[ISEA94] Artist Statement: Roman Verostko — Diamond Lake Apocalypse: Illuminated Chaotic Scripts

Artist Statement

These works are intentionally made as “precious objects” to heighten their formal relationship to illuminated sacred manuscripts. Chaotic digital scripts have been transformed with an “electronic scriptor”, a plotter, following procedures reminiscent of the medieval scriptorium. All works are executed with a multipen plotter using original instructions to generate the entire piece including the scripts, headers and illuminated “initials”. The program employs randomly cast control points in its form generating procedures. In several works the illuminated “initials” identify form generators of special visual interest.

These works invite us to savor both the  beauty and the mystery of their coded procedures – not so much for their stark logic as for the grace and poetry they yield. The procedures provide a window on unseen processes shaping mind and matter. By doing so they become icons illuminating the mysterious nature of earth and cosmos.

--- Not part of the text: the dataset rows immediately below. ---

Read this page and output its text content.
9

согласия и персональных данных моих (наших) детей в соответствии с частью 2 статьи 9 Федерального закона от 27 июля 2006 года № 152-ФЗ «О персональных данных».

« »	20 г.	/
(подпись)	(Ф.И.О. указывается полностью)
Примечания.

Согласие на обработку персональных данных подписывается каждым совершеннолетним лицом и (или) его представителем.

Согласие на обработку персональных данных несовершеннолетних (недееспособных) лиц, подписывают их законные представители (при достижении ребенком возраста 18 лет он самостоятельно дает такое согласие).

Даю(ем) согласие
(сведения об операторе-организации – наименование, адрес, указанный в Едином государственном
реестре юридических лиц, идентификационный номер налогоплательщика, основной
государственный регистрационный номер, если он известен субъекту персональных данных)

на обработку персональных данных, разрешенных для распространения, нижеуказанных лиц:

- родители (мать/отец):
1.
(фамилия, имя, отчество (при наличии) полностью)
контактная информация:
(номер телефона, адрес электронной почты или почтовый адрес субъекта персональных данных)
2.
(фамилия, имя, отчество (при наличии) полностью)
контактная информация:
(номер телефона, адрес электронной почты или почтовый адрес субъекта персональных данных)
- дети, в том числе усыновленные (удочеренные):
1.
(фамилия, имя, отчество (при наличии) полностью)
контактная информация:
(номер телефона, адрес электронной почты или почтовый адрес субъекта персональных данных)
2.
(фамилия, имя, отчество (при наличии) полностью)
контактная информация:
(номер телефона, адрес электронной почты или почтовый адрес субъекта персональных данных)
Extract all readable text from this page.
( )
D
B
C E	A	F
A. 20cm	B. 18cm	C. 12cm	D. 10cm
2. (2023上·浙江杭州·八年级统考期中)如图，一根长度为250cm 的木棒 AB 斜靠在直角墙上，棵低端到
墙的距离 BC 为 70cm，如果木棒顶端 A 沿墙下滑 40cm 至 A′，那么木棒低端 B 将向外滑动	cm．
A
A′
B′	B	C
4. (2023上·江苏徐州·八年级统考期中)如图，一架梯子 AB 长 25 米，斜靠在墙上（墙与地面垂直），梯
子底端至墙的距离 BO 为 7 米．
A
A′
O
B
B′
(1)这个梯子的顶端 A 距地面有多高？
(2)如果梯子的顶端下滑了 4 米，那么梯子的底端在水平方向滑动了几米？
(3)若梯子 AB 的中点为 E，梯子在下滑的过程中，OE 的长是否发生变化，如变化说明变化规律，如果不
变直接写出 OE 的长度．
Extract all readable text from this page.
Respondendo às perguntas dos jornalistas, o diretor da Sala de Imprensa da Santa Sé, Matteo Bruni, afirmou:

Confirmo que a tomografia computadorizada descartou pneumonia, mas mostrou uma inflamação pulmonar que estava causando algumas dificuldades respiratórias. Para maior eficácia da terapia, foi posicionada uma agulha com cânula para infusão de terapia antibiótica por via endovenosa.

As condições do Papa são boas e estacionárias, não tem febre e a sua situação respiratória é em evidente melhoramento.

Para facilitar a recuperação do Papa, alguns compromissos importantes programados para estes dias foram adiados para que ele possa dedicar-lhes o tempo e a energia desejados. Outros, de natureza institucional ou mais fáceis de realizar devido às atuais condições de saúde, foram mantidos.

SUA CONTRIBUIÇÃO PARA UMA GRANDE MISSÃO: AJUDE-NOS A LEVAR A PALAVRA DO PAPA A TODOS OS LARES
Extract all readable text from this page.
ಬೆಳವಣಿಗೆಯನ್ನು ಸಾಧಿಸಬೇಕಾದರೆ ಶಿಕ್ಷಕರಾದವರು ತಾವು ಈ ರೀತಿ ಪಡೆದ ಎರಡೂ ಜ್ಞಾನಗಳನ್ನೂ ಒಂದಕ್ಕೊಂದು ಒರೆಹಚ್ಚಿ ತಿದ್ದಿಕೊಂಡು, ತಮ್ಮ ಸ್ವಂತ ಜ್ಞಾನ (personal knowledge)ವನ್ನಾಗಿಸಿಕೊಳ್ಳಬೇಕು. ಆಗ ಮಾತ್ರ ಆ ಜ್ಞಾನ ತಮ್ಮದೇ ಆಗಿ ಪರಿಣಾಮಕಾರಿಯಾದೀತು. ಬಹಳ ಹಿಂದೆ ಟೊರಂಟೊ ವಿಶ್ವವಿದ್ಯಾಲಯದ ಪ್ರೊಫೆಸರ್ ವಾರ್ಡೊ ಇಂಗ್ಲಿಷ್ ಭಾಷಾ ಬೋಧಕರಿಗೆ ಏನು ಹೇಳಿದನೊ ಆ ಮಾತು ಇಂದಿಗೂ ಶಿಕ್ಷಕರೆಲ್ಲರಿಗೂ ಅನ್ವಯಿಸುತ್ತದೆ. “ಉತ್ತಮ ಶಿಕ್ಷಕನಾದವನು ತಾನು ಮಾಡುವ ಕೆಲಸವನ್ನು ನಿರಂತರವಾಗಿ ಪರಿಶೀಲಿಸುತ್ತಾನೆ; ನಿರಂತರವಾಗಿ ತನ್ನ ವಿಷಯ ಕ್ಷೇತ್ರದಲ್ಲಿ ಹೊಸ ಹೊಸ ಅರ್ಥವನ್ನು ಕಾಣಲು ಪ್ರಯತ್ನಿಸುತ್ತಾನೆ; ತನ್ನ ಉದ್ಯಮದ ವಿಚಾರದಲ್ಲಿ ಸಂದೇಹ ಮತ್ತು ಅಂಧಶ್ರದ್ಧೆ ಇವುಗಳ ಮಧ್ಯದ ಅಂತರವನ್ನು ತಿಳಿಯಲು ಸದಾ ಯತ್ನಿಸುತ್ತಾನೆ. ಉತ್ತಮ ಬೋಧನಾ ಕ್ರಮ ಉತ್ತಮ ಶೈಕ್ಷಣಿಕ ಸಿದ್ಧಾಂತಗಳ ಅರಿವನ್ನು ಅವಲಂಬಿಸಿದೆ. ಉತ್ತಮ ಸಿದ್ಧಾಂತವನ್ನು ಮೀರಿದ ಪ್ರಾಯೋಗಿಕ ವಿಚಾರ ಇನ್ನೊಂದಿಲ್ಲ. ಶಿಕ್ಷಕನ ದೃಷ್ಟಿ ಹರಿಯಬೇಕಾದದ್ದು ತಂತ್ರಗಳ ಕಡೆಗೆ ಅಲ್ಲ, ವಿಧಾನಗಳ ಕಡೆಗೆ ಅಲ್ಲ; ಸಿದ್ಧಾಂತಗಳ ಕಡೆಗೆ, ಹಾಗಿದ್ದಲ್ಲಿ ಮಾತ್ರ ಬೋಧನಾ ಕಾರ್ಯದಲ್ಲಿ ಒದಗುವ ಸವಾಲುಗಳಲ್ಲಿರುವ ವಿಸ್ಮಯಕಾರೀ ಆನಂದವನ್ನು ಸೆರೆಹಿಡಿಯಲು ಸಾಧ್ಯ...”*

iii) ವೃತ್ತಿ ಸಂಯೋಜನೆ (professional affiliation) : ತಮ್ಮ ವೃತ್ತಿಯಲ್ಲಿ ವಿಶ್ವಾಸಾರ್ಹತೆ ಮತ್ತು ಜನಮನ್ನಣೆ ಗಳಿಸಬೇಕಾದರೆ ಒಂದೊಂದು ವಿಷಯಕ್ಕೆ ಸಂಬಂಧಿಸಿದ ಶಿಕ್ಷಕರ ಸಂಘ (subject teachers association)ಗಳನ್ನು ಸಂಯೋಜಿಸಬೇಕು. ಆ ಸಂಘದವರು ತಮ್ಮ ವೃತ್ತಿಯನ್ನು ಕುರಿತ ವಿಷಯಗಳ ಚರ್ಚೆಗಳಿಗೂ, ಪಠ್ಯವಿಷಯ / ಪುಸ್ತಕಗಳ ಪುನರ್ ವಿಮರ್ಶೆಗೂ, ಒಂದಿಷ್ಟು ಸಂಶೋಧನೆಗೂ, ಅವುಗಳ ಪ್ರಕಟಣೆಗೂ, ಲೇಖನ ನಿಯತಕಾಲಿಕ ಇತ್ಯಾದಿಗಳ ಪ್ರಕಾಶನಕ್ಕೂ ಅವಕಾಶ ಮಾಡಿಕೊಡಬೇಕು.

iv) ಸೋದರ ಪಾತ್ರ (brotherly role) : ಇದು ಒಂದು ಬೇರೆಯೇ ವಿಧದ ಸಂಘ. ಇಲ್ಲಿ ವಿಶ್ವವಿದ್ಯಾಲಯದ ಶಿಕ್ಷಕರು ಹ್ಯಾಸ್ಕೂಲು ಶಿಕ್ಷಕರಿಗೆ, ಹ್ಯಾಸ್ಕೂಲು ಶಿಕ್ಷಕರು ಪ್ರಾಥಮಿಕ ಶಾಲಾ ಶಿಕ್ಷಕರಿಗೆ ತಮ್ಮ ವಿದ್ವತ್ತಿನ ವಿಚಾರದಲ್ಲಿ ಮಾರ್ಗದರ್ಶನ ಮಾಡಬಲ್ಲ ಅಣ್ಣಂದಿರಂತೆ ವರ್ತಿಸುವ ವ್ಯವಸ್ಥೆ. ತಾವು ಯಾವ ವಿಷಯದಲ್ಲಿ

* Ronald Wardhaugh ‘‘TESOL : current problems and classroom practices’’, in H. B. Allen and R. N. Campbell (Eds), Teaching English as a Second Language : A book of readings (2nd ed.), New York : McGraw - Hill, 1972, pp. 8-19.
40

  • Roman Verostko, USA, FISEA 93 Program Director; Professor, Minneapolis College of Art & Design. As a Bush Fellow he researched the “changing role of artists” at the Center for Advanced Visual Studies (MIT, 1970). His seminal paper “Epigenetic Painting: Software as Genotype (1988) identified biological analogues to autonomous form generating procedures. His “epigenetic art” includes a limited edition of George Boole’s “Derivation of the laws…” Awards: Golden Plotter First Prize (1994); Ars Electronica Honorary Mention (1993). Exhibitions include: “Genetische Kunst – Kunstliches Leben” (Linz 1993); “TISEA” (Sidney, 1992); “SIGGRAPH 1991, 1992” (Chicago, Dallas, Computer Museum, Boston); “Data Data” (Baltimore, 1991).